Taking Care of Your Ductwork
If you discover that your ducts have holes in them, you should begin the repair process.
Repairing the holes Duct mastic sealing or metal duct tape should be used to repair any holes in your ductwork. These will help to prevent leaks in the long run, eliminating the need to redo or reapply in the future. If the hole is large, you should have that section of ductwork replaced. A significant loss of airflow can severely damage your HVAC system and cause your energy bill to skyrocket.
Examine the vents and registers. After you’ve repaired the holes in your ductwork, inspect your registers and vents to ensure they’re properly connected. These connections can become loose in some cases, and if they do, you will lose air as well. Tighten up these connections to ensure proper airflow.
Insulate the ductwork.
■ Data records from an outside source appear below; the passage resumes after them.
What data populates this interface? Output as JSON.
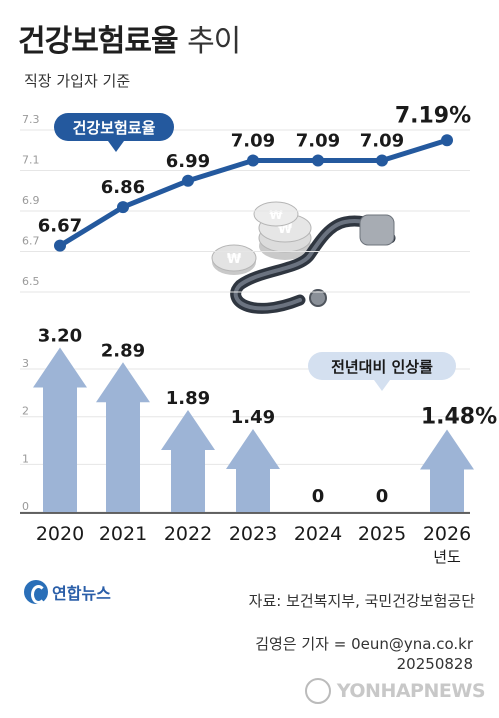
{
  "header": {
    "title_bold": "건강보험료율",
    "title_light": "추이",
    "subtitle": "직장 가입자 기준"
  },
  "chart_data": [
    {
      "type": "line",
      "label_badge": "건강보험료율",
      "x": [
        "2020",
        "2021",
        "2022",
        "2023",
        "2024",
        "2025",
        "2026"
      ],
      "values": [
        6.67,
        6.86,
        6.99,
        7.09,
        7.09,
        7.09,
        7.19
      ],
      "value_labels": [
        "6.67",
        "6.86",
        "6.99",
        "7.09",
        "7.09",
        "7.09",
        "7.19%"
      ],
      "yticks": [
        "7.3",
        "7.1",
        "6.9",
        "6.7",
        "6.5"
      ],
      "ylim": [
        6.5,
        7.3
      ],
      "color": "#24599e"
    },
    {
      "type": "bar",
      "label_badge": "전년대비 인상률",
      "categories": [
        "2020",
        "2021",
        "2022",
        "2023",
        "2024",
        "2025",
        "2026"
      ],
      "category_sub": [
        "",
        "",
        "",
        "",
        "",
        "",
        "년도"
      ],
      "values": [
        3.2,
        2.89,
        1.89,
        1.49,
        0,
        0,
        1.48
      ],
      "value_labels": [
        "3.20",
        "2.89",
        "1.89",
        "1.49",
        "0",
        "0",
        "1.48%"
      ],
      "yticks": [
        "3",
        "2",
        "1",
        "0"
      ],
      "ylim": [
        0,
        3.4
      ],
      "color": "#9db4d6"
    }
  ],
  "footer": {
    "logo_text": "연합뉴스",
    "source": "자료: 보건복지부, 국민건강보험공단",
    "reporter": "김영은 기자 = 0eun@yna.co.kr",
    "date": "20250828",
    "watermark": "YONHAPNEWS"
  }
}
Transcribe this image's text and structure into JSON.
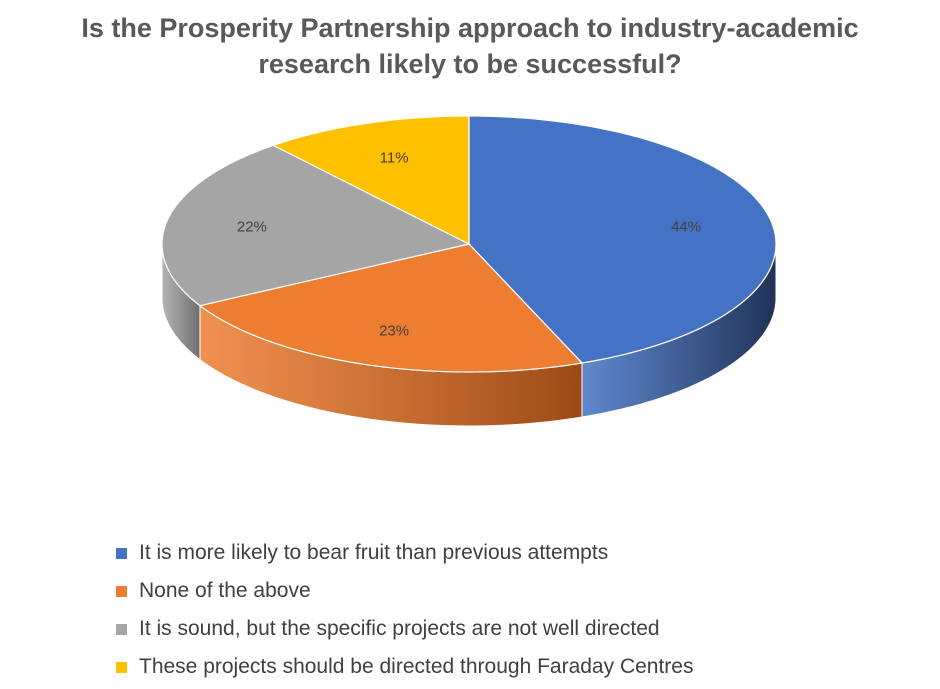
{
  "chart_data": {
    "type": "pie",
    "title": "Is the Prosperity Partnership approach to industry-academic research likely to be successful?",
    "slices": [
      {
        "label": "It is more likely to bear fruit than previous attempts",
        "value": 44,
        "value_label": "44%",
        "color": "#4472C4",
        "side_color": "#1F3255"
      },
      {
        "label": "None of the above",
        "value": 23,
        "value_label": "23%",
        "color": "#ED7D31",
        "side_color": "#9C4A16"
      },
      {
        "label": "It is sound, but the specific projects are not well directed",
        "value": 22,
        "value_label": "22%",
        "color": "#A5A5A5",
        "side_color": "#6E6E6E"
      },
      {
        "label": "These projects should be directed through Faraday Centres",
        "value": 11,
        "value_label": "11%",
        "color": "#FFC000",
        "side_color": "#B38600"
      }
    ],
    "legend_position": "bottom",
    "style": "3d"
  }
}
You should insulate your ductwork to help prevent holes caused by pests. By insulating your ductwork, you can keep air from escaping. You will notice that your system is more efficient, which will save you a significant amount of money.
When Should You Hire an HVAC duct repair company near Houston?
If you follow all of the steps above and still have problems with your HVAC system not being efficient, you should have a professional HVAC company inspect your system. There could be holes in the ductwork that you overlooked, or the holes could be in a section of the ductwork that is not visible. A professional technician will have all of the tools necessary to determine where you are losing air and will be able to fix it right away. If you have a serious problem, they may recommend that you have your ductwork replaced, which they can do for you.